From an observational perspective, this intensive wave of inquiries is better understood as a concentrated technical exploration by overseas markets into the expansion of underlying sensing dimensions for embodied intelligent hardware, rather than a consensus already formed for large-scale procurement. From an industry perspective, its significance lies in verifying that ‘multimodal fusion sensing’ is accelerating from a laboratory concept into the field of industrial integration selection; however, the repeated mention of CE/UKCA compliance pathways also reflects the cautious attitude of overseas buyers toward the completeness of the standards-conformity evidence chain for domestically produced sensors.
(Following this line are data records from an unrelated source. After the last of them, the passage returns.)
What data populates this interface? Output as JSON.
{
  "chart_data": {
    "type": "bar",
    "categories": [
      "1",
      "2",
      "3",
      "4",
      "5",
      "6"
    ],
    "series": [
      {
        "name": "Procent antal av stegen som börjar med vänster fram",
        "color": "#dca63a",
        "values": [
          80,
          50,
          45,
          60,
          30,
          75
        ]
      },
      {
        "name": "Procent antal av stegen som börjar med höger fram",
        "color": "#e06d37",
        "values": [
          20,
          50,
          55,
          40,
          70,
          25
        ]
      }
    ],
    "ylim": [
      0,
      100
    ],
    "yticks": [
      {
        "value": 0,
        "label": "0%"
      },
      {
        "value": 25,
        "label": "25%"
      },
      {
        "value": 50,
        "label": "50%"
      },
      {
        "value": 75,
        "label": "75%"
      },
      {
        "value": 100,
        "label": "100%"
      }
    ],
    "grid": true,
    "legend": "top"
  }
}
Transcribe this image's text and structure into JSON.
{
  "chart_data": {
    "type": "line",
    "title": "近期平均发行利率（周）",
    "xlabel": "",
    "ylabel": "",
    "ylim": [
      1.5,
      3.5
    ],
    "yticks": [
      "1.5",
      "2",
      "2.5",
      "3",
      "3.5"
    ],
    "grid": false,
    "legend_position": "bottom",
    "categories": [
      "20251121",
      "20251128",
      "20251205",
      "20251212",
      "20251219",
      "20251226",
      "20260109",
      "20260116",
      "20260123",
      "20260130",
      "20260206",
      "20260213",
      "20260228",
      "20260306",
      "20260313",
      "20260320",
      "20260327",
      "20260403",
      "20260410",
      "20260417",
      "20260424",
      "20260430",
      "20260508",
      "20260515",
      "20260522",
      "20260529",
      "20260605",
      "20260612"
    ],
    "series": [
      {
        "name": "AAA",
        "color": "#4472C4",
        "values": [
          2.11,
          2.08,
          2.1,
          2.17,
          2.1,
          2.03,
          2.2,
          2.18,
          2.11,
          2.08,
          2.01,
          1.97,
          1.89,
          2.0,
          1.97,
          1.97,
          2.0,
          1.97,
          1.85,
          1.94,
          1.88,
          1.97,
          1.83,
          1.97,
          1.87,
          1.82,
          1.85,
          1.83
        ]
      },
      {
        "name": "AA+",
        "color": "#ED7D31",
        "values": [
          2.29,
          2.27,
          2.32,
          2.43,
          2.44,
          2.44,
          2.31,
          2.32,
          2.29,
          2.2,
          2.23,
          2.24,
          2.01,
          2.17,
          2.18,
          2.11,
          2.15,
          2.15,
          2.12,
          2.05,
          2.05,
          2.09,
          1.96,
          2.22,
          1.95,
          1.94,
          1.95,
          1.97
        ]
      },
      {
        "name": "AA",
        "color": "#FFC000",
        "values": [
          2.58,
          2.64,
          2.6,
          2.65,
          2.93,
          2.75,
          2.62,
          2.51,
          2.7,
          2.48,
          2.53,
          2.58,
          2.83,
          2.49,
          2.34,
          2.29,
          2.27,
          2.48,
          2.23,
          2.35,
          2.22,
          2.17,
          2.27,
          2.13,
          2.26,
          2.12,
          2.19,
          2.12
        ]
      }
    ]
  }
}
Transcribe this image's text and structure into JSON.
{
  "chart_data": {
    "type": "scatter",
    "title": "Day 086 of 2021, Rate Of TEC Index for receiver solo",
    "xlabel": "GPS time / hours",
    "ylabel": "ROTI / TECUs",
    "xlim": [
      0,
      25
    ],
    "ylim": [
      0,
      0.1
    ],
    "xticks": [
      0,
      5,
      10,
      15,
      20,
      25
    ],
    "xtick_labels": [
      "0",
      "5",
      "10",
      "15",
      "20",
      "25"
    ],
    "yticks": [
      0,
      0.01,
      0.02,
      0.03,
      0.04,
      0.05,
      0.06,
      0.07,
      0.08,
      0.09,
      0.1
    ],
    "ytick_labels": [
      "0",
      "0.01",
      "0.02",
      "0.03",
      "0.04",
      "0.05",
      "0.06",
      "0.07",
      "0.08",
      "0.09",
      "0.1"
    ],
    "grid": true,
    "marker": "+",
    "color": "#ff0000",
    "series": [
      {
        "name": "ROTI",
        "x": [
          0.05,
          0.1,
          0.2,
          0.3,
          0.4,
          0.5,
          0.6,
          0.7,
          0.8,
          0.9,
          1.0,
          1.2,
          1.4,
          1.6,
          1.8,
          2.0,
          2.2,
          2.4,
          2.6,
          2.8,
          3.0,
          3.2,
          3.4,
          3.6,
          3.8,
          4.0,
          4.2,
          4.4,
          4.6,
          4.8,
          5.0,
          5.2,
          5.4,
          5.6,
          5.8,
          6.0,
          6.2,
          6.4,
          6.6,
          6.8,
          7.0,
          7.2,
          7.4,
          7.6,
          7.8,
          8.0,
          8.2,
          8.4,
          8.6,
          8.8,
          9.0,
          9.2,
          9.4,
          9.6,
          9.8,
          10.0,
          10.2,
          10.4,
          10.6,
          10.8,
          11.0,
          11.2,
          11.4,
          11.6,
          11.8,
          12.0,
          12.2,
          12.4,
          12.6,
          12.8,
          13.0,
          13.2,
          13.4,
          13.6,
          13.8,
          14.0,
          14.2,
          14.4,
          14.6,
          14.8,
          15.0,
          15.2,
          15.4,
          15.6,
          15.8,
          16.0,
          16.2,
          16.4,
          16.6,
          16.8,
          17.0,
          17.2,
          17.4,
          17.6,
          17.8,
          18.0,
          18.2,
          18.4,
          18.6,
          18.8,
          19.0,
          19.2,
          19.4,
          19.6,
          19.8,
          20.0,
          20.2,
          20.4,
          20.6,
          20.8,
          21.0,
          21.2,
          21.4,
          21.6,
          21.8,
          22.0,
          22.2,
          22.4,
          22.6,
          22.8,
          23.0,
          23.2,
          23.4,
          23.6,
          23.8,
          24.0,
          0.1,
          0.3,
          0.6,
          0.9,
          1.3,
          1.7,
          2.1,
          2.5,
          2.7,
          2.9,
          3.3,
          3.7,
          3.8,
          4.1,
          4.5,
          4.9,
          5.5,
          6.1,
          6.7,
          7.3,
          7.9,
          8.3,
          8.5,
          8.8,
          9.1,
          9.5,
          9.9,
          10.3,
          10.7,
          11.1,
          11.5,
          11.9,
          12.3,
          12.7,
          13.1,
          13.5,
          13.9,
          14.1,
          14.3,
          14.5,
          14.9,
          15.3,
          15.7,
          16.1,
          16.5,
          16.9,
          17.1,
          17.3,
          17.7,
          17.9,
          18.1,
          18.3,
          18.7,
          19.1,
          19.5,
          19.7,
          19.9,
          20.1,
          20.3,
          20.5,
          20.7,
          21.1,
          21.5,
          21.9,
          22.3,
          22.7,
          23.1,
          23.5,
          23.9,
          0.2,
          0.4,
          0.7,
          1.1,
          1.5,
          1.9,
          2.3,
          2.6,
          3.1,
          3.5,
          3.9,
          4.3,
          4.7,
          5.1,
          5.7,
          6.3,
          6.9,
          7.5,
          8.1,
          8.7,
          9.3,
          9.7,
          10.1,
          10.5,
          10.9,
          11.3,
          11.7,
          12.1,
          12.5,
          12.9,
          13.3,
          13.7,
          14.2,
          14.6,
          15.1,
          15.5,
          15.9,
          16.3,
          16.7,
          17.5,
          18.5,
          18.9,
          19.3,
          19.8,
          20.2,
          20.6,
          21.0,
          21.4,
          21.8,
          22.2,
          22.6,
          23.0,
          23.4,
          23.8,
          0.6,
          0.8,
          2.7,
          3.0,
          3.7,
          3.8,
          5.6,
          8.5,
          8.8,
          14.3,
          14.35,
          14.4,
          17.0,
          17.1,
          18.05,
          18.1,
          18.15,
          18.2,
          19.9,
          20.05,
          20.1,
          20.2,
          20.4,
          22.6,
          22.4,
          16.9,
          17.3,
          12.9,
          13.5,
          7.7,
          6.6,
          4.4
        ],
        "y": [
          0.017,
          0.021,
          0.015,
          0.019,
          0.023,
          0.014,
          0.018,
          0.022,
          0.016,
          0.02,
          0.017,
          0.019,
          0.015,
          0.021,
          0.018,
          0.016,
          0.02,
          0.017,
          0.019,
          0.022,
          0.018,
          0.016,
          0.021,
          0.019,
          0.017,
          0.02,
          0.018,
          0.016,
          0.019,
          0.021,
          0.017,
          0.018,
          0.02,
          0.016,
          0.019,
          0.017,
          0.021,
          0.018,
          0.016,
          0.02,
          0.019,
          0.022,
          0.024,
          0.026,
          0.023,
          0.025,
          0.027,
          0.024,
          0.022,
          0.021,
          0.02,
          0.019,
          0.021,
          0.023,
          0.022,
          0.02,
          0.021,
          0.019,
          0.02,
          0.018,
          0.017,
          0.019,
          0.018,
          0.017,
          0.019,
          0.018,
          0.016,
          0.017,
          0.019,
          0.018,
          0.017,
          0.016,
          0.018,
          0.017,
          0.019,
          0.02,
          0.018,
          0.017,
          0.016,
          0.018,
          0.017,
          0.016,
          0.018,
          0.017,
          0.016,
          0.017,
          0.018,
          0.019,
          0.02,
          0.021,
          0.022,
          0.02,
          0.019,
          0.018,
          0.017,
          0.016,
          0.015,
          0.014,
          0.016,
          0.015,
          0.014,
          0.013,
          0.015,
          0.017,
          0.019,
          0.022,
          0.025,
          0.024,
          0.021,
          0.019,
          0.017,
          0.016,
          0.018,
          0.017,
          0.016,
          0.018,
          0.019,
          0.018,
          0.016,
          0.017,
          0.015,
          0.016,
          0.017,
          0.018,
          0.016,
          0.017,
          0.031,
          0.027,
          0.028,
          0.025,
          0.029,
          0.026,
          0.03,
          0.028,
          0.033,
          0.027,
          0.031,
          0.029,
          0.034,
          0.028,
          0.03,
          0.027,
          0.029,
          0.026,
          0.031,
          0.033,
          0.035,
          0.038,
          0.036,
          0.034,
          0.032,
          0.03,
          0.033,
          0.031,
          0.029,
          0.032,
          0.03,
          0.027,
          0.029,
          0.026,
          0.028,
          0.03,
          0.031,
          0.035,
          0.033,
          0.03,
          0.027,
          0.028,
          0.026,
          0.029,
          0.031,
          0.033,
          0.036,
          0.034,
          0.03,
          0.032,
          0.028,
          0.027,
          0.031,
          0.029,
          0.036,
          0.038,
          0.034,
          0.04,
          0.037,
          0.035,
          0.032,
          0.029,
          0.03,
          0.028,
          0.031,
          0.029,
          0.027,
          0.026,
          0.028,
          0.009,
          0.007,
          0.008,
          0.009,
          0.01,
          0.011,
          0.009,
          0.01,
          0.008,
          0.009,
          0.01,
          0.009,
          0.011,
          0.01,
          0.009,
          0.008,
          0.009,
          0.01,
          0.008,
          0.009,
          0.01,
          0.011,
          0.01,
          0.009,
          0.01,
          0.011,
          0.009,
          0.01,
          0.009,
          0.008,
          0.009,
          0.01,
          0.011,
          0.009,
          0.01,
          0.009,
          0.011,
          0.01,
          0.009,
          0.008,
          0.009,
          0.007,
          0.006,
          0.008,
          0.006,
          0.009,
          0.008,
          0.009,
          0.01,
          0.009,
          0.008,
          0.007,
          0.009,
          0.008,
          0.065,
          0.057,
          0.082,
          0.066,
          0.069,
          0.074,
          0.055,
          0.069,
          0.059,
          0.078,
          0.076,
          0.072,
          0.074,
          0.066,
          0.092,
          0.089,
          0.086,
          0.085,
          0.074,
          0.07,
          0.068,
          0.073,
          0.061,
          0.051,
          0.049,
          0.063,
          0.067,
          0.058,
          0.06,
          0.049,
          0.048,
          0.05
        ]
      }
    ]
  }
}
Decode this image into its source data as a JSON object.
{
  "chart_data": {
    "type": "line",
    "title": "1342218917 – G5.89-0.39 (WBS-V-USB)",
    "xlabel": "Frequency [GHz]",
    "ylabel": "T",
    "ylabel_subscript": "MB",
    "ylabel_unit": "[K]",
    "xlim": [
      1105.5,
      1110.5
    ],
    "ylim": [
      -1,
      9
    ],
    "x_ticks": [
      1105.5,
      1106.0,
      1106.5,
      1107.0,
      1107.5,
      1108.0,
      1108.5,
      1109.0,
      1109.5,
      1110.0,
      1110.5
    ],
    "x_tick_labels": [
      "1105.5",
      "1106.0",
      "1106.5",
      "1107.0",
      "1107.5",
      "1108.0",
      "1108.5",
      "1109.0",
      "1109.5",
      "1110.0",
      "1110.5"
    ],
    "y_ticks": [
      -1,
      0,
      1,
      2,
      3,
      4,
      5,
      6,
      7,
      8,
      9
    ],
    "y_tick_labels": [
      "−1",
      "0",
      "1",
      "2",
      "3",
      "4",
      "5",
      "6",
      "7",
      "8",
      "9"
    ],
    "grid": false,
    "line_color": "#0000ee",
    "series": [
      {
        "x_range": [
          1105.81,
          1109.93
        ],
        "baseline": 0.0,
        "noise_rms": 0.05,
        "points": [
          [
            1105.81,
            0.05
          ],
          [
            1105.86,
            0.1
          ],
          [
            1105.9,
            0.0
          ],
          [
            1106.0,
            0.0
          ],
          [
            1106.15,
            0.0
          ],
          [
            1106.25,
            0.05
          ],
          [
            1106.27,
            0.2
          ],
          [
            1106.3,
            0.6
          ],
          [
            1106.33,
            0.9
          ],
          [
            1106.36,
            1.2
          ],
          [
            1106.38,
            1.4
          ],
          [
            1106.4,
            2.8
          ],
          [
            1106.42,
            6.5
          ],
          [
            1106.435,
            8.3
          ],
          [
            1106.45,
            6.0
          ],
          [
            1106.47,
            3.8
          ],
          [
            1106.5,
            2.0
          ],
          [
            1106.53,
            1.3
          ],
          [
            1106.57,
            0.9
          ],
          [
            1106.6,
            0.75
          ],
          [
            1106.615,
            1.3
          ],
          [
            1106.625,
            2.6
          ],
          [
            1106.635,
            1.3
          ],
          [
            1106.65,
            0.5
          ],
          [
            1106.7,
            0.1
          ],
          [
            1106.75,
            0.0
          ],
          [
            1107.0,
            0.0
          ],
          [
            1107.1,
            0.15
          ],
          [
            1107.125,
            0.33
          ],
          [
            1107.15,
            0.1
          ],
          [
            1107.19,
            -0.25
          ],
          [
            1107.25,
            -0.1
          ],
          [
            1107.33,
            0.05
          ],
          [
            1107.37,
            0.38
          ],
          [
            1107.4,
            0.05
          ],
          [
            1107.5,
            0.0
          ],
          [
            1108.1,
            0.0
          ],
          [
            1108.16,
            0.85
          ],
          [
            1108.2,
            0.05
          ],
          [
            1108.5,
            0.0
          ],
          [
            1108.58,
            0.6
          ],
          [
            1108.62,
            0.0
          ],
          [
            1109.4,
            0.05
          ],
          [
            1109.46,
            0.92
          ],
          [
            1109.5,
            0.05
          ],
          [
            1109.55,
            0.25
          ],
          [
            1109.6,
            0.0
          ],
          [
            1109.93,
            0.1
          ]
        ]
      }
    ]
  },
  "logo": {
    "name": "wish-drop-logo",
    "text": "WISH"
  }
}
What deserves closer attention at present is whether the technical adaptation requirements raised by buyers in different regions share common constraint conditions (such as I/O latency thresholds, IP protection ratings, and minimum EMC immunity levels), as this will determine whether subsequent product definitions can be reused across markets.
Conclusion: The overseas technical adaptation inquiries triggered by Hanwei Technology’s five-dimensional sensing solution at this Shenzhen Sensor Expo are a stage-specific signal with indicative significance in the overseas expansion process of embodied intelligent sensing products. It has not yet resulted in order conversion outcomes, but it has clearly reflected the threefold demands of downstream system integrators for coordinated sensing dimensions, compliance certainty, and delivery flexibility. At present, it is more appropriate to understand this as overseas markets shifting from the stage of ‘single-point parameter comparison’ to the stage of ‘system-level adaptation assessment’, and relevant enterprises need to use compliance capability building as an anchor point and pragmatically advance the standardization of technical interfaces and the refinement of delivery granularity.
Source note:
Main source: public briefing information released by the organizer of the 2026 Shenzhen International Sensor Expo.
Items requiring continued observation: whether the 37 buyers will subsequently sign technical agreements, whether they will initiate CE/UKCA certification engagements, and whether specific models of flexible tactile sensors and electronic nose sensors will be included in their BOM lists.